Does that mean I was wrong in yesterday’s column (and in other columns on the subject that I cited) when I argued that Qatar would never agree to deny the funds to Iran? That’s not yet clear — we need to see the fine print and hear from Qatar regarding its understanding of what it has agreed to do.
The Post says (my italics):
U.S. officials and the Qatari government have agreed to stop Iran from accessing a $6 billion account for humanitarian assistance in light of Hamas’s attack on Israel, Deputy Treasury Secretary Wally Adeyemo told House Democrats on Thursday, according to two people who spoke on the condition of anonymity to describe the private remarks.
The decision not to permit access to the money comes just a few weeks after the U.S. and Iranian governments announced a deal to set up the humanitarian assistance as part of a prisoner swap aimed at easing hostilities in the region. U.S. officials had to approve each transaction under the agreement. The fund is financed by Iranian oil sales.

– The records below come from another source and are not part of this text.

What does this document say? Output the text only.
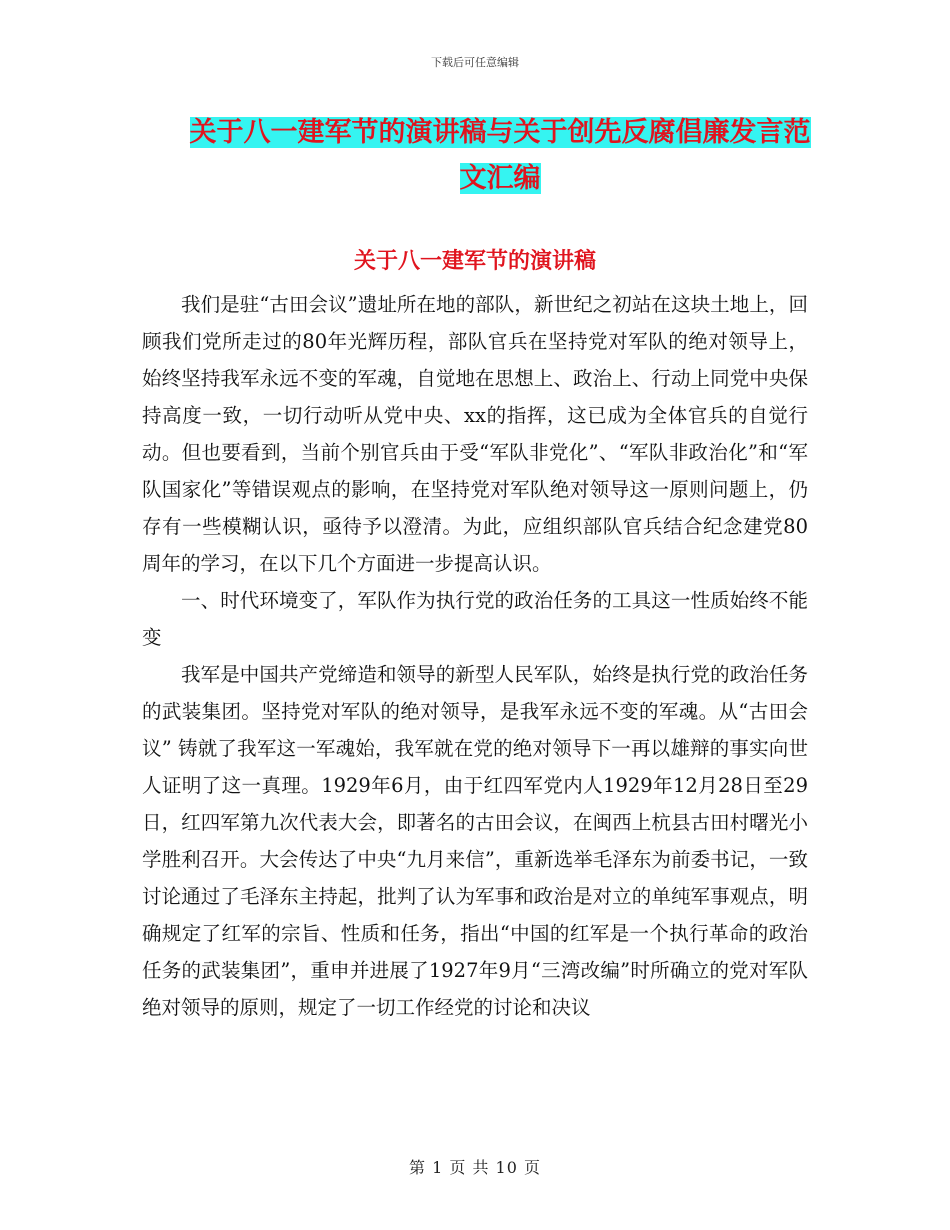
下载后可任意编辑
关于八一建军节的演讲稿与关于创先反腐倡廉发言范
文汇编
关于八一建军节的演讲稿

我们是驻“古田会议”遗址所在地的部队，新世纪之初站在这块土地上，回顾我们党所走过的80年光辉历程，部队官兵在坚持党对军队的绝对领导上，始终坚持我军永远不变的军魂，自觉地在思想上、政治上、行动上同党中央保持高度一致，一切行动听从党中央、xx的指挥，这已成为全体官兵的自觉行动。但也要看到，当前个别官兵由于受“军队非党化”、“军队非政治化”和“军队国家化”等错误观点的影响，在坚持党对军队绝对领导这一原则问题上，仍存有一些模糊认识，亟待予以澄清。为此，应组织部队官兵结合纪念建党80周年的学习，在以下几个方面进一步提高认识。

一、时代环境变了，军队作为执行党的政治任务的工具这一性质始终不能变

我军是中国共产党缔造和领导的新型人民军队，始终是执行党的政治任务的武装集团。坚持党对军队的绝对领导，是我军永远不变的军魂。从“古田会议” 铸就了我军这一军魂始，我军就在党的绝对领导下一再以雄辩的事实向世人证明了这一真理。1929年6月，由于红四军党内人1929年12月28日至29日，红四军第九次代表大会，即著名的古田会议，在闽西上杭县古田村曙光小学胜利召开。大会传达了中央“九月来信”，重新选举毛泽东为前委书记，一致讨论通过了毛泽东主持起，批判了认为军事和政治是对立的单纯军事观点，明确规定了红军的宗旨、性质和任务，指出“中国的红军是一个执行革命的政治任务的武装集团”，重申并进展了1927年9月“三湾改编”时所确立的党对军队绝对领导的原则，规定了一切工作经党的讨论和决议

第 1 页 共 10 页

If this is all that has been agreed, then it is not a change at all. It has been the Biden administration’s position all along that Iran was not going to get access to these funds — that is, physically possess the money to spend unilaterally as it chose. Instead, the money is on deposit with the central bank of Qatar. As I explained in my columns, the idea was that, without Iran’s touching the funds, Qatar would directly disburse payments to third-party (i.e., non-Iranian-government) vendors of humanitarian goods and services, at Iran’s direction. American monitors would watch these transactions and be prepared to object if Iran tried to direct funds to unapproved purposes or in ways that could support terrorism and other provocative activities.

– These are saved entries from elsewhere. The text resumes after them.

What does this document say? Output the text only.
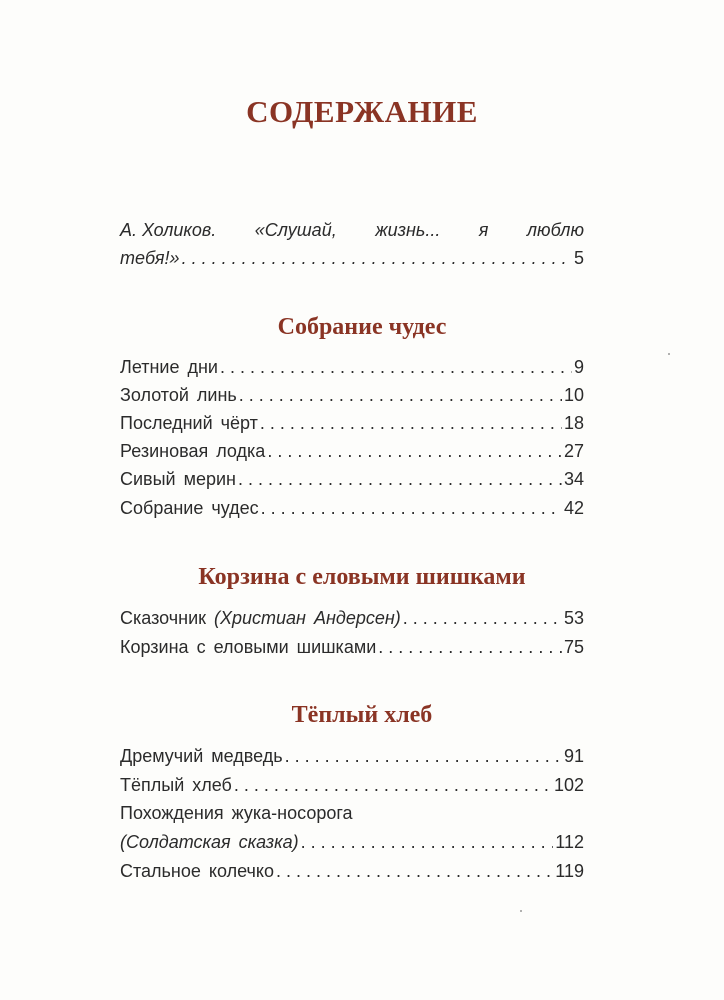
СОДЕРЖАНИЕ
А. Холиков. «Слушай, жизнь... я люблю
тебя!» . . .	5
Собрание чудес
Летние дни . . .	9
Золотой линь . . .	10
Последний чёрт . . .	18
Резиновая лодка . . .	27
Сивый мерин . . .	34
Собрание чудес . . .	42
Корзина с еловыми шишками
Сказочник (Христиан Андерсен) . . .	53
Корзина с еловыми шишками . . .	75
Тёплый хлеб
Дремучий медведь . . .	91
Тёплый хлеб . . .	102
Похождения жука-носорога
(Солдатская сказка) . . .	112
Стальное колечко . . .	119
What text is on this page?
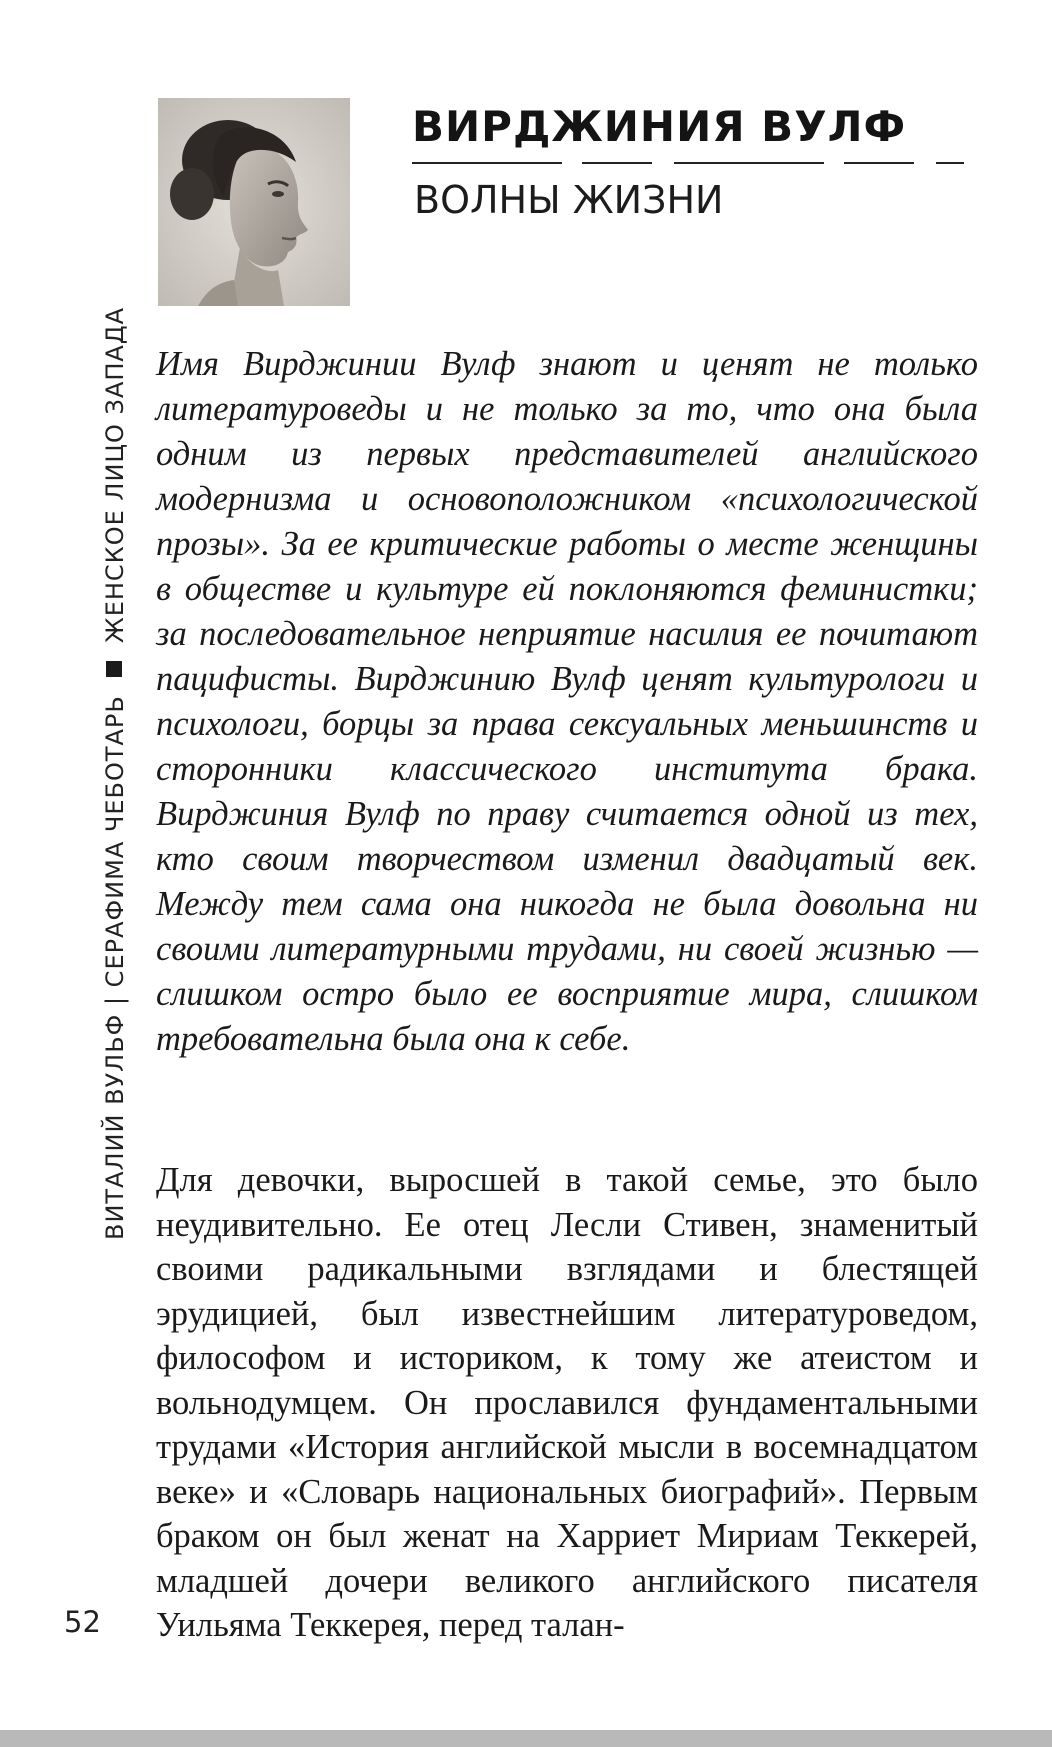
ВИТАЛИЙ ВУЛЬФ | СЕРАФИМА ЧЕБОТАРЬЖЕНСКОЕ ЛИЦО ЗАПАДА
ВИРДЖИНИЯ ВУЛФ
ВОЛНЫ ЖИЗНИ

Имя Вирджинии Вулф знают и ценят не только литературоведы и не только за то, что она была одним из первых представителей английского модернизма и основоположником «психологической прозы». За ее критические работы о месте женщины в обществе и культуре ей поклоняются феминистки; за последовательное неприятие насилия ее почитают пацифисты. Вирджинию Вулф ценят культурологи и психологи, борцы за права сексуальных меньшинств и сторонники классического института брака. Вирджиния Вулф по праву считается одной из тех, кто своим творчеством изменил двадцатый век. Между тем сама она никогда не была довольна ни своими литературными трудами, ни своей жизнью — слишком остро было ее восприятие мира, слишком требовательна была она к себе.

Для девочки, выросшей в такой семье, это было неудивительно. Ее отец Лесли Стивен, знаменитый своими радикальными взглядами и блестящей эрудицией, был известнейшим литературоведом, философом и историком, к тому же атеистом и вольнодумцем. Он прославился фундаментальными трудами «История английской мысли в восемнадцатом веке» и «Словарь национальных биографий». Первым браком он был женат на Харриет Мириам Теккерей, младшей дочери великого английского писателя Уильяма Теккерея, перед талан-

52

The Post’s report does not say that Qatar is refusing to disburse the funds to third parties at Iran’s direction, or that the transfer of the $6 billion is otherwise rescinded. Unless that happens, this announced agreement with Qatar would just be a feint. The issue has never been Iran’s direct access to the funds. It is whether Iran can benefit from them.
Obviously, whether Iran possesses the funds or can decide to whom Qatar can disburse the funds, it would have the capacity to spend them on its governmental needs. Money being fungible, Iran could repurpose what it has already allocated to those governmental needs — i.e., use it to support terrorist operations by Hamas, Hezbollah, and its other jihadist proxies.
I hope I am wrong and that the Biden administration really has achieved a solid agreement by which sharia-supremacist Qatar freezes the funds so that they cannot be used for the benefit of Qatar’s ally, sharia-supremacist Iran. That would be an excellent development. . . . But I’ll believe it when I see it.